Thursday, June 04, 2009

A secret ...

Before the age of maybe 14 or 15, I could do something which, in my friends' and their mother's eyes, was simply illogical.

This is what I could do - I could predict what scores they had before the results landed on their desks. So for example, I would say, "X, you scored 82 in your maths test and I scored 80."

I vividly remember that I had to collect my PSLE results a week later because my family was on holiday in New Zealand during the time the results were released. On the morning of the day the results were released, without seeing or hearing from anyone about how I did, I told my mother what I got.

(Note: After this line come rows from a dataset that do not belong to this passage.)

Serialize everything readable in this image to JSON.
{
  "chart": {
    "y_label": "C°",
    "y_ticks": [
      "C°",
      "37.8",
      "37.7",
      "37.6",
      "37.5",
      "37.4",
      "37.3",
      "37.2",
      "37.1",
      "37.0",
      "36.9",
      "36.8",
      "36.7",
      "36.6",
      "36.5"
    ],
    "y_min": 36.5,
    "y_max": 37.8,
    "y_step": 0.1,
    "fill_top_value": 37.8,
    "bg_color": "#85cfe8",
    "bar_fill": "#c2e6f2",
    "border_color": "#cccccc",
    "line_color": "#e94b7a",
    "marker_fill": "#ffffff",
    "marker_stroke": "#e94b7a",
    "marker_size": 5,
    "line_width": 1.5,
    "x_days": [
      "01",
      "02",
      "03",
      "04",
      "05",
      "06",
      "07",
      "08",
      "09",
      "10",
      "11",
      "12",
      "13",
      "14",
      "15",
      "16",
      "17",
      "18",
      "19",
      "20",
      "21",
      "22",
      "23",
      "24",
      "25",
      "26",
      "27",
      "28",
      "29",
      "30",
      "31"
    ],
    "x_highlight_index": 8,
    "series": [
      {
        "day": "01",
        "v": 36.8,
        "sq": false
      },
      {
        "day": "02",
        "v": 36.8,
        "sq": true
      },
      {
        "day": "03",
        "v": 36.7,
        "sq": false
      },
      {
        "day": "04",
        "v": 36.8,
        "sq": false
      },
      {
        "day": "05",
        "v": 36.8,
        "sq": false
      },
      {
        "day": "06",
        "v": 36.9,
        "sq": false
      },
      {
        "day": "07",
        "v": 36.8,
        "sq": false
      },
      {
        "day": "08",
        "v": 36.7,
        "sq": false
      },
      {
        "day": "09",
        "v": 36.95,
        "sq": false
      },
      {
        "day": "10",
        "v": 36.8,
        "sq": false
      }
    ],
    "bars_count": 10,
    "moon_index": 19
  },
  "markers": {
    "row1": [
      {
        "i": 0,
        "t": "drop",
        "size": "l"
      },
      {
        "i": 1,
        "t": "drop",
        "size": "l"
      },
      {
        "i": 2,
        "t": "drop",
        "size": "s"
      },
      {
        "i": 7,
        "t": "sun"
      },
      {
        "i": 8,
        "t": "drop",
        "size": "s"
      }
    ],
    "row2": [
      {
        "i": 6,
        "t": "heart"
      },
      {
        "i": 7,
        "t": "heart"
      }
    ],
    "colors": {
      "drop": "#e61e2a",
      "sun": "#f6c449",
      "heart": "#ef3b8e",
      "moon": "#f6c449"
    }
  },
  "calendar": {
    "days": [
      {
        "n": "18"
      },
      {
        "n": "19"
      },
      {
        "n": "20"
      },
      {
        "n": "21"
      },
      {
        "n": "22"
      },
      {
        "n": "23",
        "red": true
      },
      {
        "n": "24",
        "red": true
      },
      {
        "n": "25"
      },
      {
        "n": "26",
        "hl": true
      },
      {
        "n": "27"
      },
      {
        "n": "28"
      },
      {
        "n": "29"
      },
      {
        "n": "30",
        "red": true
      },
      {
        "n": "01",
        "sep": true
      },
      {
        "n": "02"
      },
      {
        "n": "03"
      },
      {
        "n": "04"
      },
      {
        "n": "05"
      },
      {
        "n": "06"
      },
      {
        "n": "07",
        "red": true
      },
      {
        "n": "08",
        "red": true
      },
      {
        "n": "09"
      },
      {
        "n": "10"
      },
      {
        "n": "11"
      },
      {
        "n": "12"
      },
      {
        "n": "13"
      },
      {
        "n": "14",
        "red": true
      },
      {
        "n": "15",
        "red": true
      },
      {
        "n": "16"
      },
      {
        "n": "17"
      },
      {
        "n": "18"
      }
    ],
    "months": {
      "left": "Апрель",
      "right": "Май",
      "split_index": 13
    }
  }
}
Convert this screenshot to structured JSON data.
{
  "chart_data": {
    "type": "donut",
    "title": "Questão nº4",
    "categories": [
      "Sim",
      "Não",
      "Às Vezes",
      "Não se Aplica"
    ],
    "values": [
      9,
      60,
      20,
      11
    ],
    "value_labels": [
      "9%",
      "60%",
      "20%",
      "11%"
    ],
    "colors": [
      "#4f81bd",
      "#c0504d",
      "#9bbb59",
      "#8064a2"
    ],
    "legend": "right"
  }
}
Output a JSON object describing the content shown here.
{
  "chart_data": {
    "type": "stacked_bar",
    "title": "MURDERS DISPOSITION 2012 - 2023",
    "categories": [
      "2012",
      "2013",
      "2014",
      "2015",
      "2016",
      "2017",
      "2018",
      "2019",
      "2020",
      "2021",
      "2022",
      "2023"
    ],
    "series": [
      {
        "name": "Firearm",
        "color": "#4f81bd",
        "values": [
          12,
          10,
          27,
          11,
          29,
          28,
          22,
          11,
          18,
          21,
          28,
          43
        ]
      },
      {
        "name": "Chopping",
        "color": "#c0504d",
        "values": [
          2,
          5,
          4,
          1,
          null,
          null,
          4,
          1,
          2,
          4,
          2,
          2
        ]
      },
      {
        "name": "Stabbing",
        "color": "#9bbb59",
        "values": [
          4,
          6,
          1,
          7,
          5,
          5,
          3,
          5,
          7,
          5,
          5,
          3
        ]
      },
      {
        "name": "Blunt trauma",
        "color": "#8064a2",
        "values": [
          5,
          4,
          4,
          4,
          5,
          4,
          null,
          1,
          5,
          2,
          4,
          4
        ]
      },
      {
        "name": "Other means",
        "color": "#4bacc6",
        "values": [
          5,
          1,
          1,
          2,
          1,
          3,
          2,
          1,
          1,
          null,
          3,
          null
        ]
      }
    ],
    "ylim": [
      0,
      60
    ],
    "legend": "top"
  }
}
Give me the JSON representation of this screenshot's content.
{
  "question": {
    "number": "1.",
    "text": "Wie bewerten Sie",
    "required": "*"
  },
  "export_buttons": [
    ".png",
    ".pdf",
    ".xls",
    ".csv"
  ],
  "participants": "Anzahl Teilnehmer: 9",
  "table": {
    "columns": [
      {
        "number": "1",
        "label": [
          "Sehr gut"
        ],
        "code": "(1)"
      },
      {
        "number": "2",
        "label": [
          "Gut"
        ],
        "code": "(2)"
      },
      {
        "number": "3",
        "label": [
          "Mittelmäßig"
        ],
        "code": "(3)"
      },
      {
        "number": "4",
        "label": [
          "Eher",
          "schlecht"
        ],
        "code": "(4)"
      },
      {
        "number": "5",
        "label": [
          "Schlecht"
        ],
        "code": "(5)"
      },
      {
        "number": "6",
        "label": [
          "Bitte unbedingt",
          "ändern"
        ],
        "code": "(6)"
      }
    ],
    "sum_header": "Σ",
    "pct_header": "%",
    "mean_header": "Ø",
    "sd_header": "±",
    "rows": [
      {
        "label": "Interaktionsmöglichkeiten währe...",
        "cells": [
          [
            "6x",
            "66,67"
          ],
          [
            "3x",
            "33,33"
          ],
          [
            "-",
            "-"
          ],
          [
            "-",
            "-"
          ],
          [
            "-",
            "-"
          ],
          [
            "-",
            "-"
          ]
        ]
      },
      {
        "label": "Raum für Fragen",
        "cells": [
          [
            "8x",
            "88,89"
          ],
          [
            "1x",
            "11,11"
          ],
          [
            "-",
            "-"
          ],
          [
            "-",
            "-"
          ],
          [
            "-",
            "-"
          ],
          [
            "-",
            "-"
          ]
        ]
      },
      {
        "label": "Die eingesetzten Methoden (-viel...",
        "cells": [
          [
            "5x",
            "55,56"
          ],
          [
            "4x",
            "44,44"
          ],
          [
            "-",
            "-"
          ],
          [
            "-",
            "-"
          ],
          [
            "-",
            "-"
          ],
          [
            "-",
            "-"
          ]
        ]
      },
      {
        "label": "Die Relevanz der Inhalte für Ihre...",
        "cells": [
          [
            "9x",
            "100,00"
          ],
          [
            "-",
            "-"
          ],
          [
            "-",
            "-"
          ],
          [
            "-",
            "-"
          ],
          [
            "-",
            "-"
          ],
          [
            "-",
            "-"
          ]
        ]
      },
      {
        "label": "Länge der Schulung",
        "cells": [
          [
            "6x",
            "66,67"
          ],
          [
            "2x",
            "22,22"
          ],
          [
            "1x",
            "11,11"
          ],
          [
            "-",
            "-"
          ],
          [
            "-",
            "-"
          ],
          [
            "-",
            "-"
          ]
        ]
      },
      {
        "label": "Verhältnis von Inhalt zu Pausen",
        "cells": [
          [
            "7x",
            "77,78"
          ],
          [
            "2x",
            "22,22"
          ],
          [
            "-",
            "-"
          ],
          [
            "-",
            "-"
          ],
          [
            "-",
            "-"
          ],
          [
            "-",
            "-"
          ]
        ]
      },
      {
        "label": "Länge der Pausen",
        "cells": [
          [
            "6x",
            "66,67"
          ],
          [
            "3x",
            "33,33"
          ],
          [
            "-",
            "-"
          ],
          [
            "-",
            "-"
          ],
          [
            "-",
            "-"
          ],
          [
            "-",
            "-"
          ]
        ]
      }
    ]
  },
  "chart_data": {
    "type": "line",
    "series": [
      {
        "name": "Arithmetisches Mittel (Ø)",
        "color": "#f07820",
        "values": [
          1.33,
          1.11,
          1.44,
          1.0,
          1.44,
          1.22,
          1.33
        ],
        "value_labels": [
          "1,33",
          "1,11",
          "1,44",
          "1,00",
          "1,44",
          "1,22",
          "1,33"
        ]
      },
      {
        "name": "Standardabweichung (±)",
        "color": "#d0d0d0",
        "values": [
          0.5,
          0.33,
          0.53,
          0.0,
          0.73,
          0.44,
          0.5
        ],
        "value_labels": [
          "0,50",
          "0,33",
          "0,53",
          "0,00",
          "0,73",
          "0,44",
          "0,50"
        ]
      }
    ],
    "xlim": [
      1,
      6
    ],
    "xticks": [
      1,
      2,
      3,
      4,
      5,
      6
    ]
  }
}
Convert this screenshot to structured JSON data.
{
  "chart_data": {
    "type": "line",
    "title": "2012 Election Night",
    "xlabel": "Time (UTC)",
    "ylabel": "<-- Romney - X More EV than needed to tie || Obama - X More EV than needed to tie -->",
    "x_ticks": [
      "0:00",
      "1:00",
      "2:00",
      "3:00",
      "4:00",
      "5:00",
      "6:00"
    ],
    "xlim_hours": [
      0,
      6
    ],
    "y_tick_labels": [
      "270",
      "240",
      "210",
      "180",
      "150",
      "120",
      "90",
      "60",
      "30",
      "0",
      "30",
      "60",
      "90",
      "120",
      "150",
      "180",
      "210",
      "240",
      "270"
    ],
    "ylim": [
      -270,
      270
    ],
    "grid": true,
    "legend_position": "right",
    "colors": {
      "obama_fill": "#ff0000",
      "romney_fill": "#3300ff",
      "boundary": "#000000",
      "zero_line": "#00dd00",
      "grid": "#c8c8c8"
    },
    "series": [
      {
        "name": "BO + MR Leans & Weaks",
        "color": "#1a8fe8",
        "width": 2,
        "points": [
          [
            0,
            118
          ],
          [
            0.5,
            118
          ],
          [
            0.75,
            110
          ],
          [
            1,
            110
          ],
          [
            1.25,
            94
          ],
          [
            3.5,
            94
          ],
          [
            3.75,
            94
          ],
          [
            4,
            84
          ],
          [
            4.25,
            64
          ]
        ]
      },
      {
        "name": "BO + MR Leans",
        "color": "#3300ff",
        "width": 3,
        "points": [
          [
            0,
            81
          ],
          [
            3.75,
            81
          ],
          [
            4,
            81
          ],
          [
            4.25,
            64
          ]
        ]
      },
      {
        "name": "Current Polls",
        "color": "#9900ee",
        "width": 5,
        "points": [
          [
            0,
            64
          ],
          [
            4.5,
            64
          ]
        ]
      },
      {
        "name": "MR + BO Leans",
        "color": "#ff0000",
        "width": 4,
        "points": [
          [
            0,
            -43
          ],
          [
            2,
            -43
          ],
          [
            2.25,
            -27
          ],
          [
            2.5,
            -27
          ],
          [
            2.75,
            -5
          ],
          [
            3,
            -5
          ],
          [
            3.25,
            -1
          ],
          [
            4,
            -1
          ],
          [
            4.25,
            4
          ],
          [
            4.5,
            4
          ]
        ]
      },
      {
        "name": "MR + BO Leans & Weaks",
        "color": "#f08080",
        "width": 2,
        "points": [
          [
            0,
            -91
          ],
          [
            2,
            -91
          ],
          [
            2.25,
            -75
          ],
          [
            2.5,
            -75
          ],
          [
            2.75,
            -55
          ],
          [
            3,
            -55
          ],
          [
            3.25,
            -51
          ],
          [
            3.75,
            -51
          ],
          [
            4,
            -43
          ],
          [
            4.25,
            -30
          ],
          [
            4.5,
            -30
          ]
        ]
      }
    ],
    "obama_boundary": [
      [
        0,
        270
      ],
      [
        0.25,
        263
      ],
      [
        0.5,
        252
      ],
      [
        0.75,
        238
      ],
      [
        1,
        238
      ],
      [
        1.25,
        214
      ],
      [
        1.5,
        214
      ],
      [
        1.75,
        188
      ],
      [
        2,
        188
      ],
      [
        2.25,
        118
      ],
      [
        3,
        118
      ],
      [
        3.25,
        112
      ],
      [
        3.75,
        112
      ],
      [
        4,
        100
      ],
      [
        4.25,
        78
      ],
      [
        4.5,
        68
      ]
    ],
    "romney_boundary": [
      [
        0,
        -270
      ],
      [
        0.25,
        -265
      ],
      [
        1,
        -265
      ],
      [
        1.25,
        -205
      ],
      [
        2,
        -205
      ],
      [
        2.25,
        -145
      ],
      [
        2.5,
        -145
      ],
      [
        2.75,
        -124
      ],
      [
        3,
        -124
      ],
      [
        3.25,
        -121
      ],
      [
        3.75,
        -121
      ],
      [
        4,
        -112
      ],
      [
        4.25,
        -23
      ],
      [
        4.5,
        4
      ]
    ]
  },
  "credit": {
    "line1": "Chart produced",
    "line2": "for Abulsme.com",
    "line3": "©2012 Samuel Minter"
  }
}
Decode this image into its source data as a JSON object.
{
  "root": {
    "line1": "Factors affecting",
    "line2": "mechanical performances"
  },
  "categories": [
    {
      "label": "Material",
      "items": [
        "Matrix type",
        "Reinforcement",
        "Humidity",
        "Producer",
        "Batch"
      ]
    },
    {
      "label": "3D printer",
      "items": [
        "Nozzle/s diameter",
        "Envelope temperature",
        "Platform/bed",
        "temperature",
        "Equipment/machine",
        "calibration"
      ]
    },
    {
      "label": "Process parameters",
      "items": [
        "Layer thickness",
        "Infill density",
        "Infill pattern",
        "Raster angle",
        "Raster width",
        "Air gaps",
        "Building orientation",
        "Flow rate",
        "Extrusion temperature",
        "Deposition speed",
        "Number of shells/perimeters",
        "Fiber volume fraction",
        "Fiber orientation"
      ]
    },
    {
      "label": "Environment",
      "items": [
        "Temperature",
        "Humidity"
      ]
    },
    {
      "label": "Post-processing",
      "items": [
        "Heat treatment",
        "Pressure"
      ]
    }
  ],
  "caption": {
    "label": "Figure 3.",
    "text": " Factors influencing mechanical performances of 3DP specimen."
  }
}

Another incident. In my music school, I announced to the administrator what I got before walking in to the Principal's office to collect the results. "I passed! I got 117 and didn't get merit!", I remember saying. And similarly, I announced to the Principal when I met him, "I got 117. Right?". He was amused but I could tell he thought it purely a coincidence. Since it was confidential stuff, the administrator didn't know if I was right or wrong and so, I remember showing her the result slip before I left, saying to her, "See? I told you!"

One time, classmate of mine told her mother about it - and was asked to tell me that if ever should have this inspiration about 4D, that I should let her know immediately - you can guess now that I never did.

In each and every of those instances I made those 'predictions', I had no doubt that I would be right. I believed it totally. So to me, it wasn't really a prediction. It was just a fact.

Anyway, these numbers would come to me. I never had to think about it. Even if I did and thought about it, it would not appear. So for example, I couldn't tell myself to know what is my score for this test... it didn't work that way. It had to come to me and I just have to catch it.

It's only now that I finally understood clearly how this thing that I could do works. For it to become real, I had to have no doubt - and this is the reason why I lost it around the age of 15 or 16... I tried to make it happen (it didn't work this way as I've explained), and when it didn't, I started having doubts and when I started having doubts, I simply lost it.

When I say no doubt... it means that nothing in me - nothing in my entire being believed for even a moment that I would be wrong about it.

A personal mystery solved!

You can call me crazy now.

It's no longer a secret.

1 comment:

M said...

The Shichida Method has this thing about ESP and similar stuff... we had to do such exercises with the kid at an early age and persist in it (and believe in it). Otherwise it is "lost".